I wanted to touch on the comment about coal mine methane volumes relative to the reference to anticipated mining plans. Can you give any insight into how much insight you guys might have into those plans and the time frame of that mine development we should be thinking about. And is that comment on development specific to the Buchanan Complex? It seems like you guys may be capturing almost all of the drainage gas there, but it appears there may be other minded smaller volumes that could present some opportunities. And are there any limitations on capturing those volumes?

Ravi Srivastava

Yes, our volumes are primarily butane and mine at this point in time. I mean, we have some capture operations in our Northern Appalachian footprint as well. We work closely with the mine operators to have an understanding of what their annual or long term plans are. And we try to provide guidance and our expectations based on the best information we have from them.

Jacob Roberts

Okay. Thank you. And then my second one is on marketing.

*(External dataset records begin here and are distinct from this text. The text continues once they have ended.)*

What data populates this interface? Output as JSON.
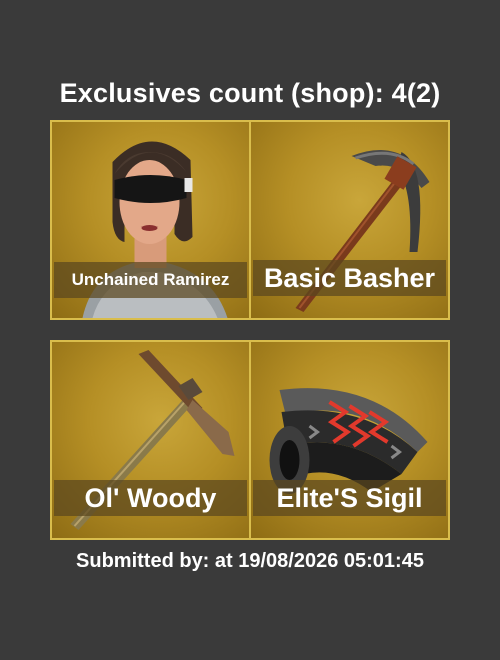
{
  "header": {
    "title": "Exclusives count (shop): 4(2)"
  },
  "items": [
    {
      "name": "Unchained Ramirez",
      "icon": "character-icon",
      "label_size": "small"
    },
    {
      "name": "Basic Basher",
      "icon": "pickaxe-icon",
      "label_size": "large"
    },
    {
      "name": "Ol' Woody",
      "icon": "pickaxe-icon",
      "label_size": "large"
    },
    {
      "name": "Elite'S Sigil",
      "icon": "wrap-icon",
      "label_size": "large"
    }
  ],
  "footer": {
    "text": "Submitted by:  at 19/08/2026 05:01:45"
  },
  "colors": {
    "background": "#3a3a3a",
    "tile_border": "#d9bd4c",
    "tile_gold": "#b58f25"
  }
}
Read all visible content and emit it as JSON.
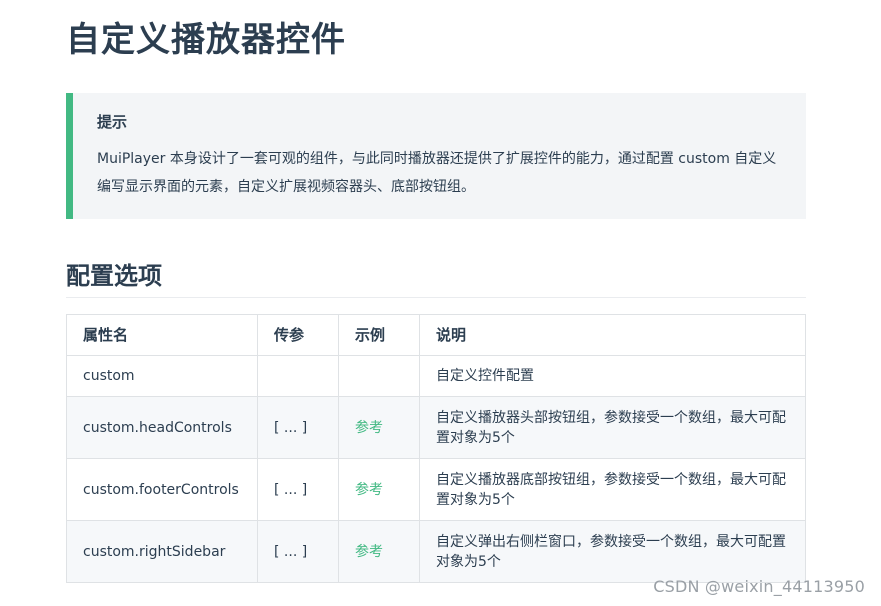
{
  "page": {
    "title": "自定义播放器控件"
  },
  "tip": {
    "title": "提示",
    "body": "MuiPlayer 本身设计了一套可观的组件，与此同时播放器还提供了扩展控件的能力，通过配置 custom 自定义编写显示界面的元素，自定义扩展视频容器头、底部按钮组。"
  },
  "section": {
    "heading": "配置选项"
  },
  "table": {
    "headers": [
      "属性名",
      "传参",
      "示例",
      "说明"
    ],
    "rows": [
      {
        "name": "custom",
        "param": "",
        "example": "",
        "desc": "自定义控件配置"
      },
      {
        "name": "custom.headControls",
        "param": "[ ... ]",
        "example": "参考",
        "desc": "自定义播放器头部按钮组，参数接受一个数组，最大可配置对象为5个"
      },
      {
        "name": "custom.footerControls",
        "param": "[ ... ]",
        "example": "参考",
        "desc": "自定义播放器底部按钮组，参数接受一个数组，最大可配置对象为5个"
      },
      {
        "name": "custom.rightSidebar",
        "param": "[ ... ]",
        "example": "参考",
        "desc": "自定义弹出右侧栏窗口，参数接受一个数组，最大可配置对象为5个"
      }
    ]
  },
  "watermark": "CSDN @weixin_44113950",
  "colors": {
    "accent": "#42b983",
    "text": "#2c3e50",
    "tip_bg": "#f3f5f7",
    "border": "#dfe2e5"
  }
}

Just curious what is driving the changes year over year and the percentages and the various sales points, maybe what you guys are looking for seeing in those markets at the moment and how that could shift through the year.

Alan Shepard

Yeah, marketing is on a daily basis, right? We're continually optimizing with our foot portfolio which end markets we had. So there's any variation you're seeing quarter to quarter or year to year, it's just optimization the marketing side, we haven't entered into any new foot contracts or anything like that, that would fundamentally change the market split.

Operator

This concludes our question-and-answer session. I would like to turn the conference back over to Tyler Lewis for any closing remarks.

Tyler Lewis

Thank you again for joining us this morning. Please feel free to reach out if anyone has any additional questions. Otherwise we will look forward to speaking with everyone again next quarter. Thank you.

Operator

The conference is now concluded. Thank you for attending today's presentation. You may now disconnect.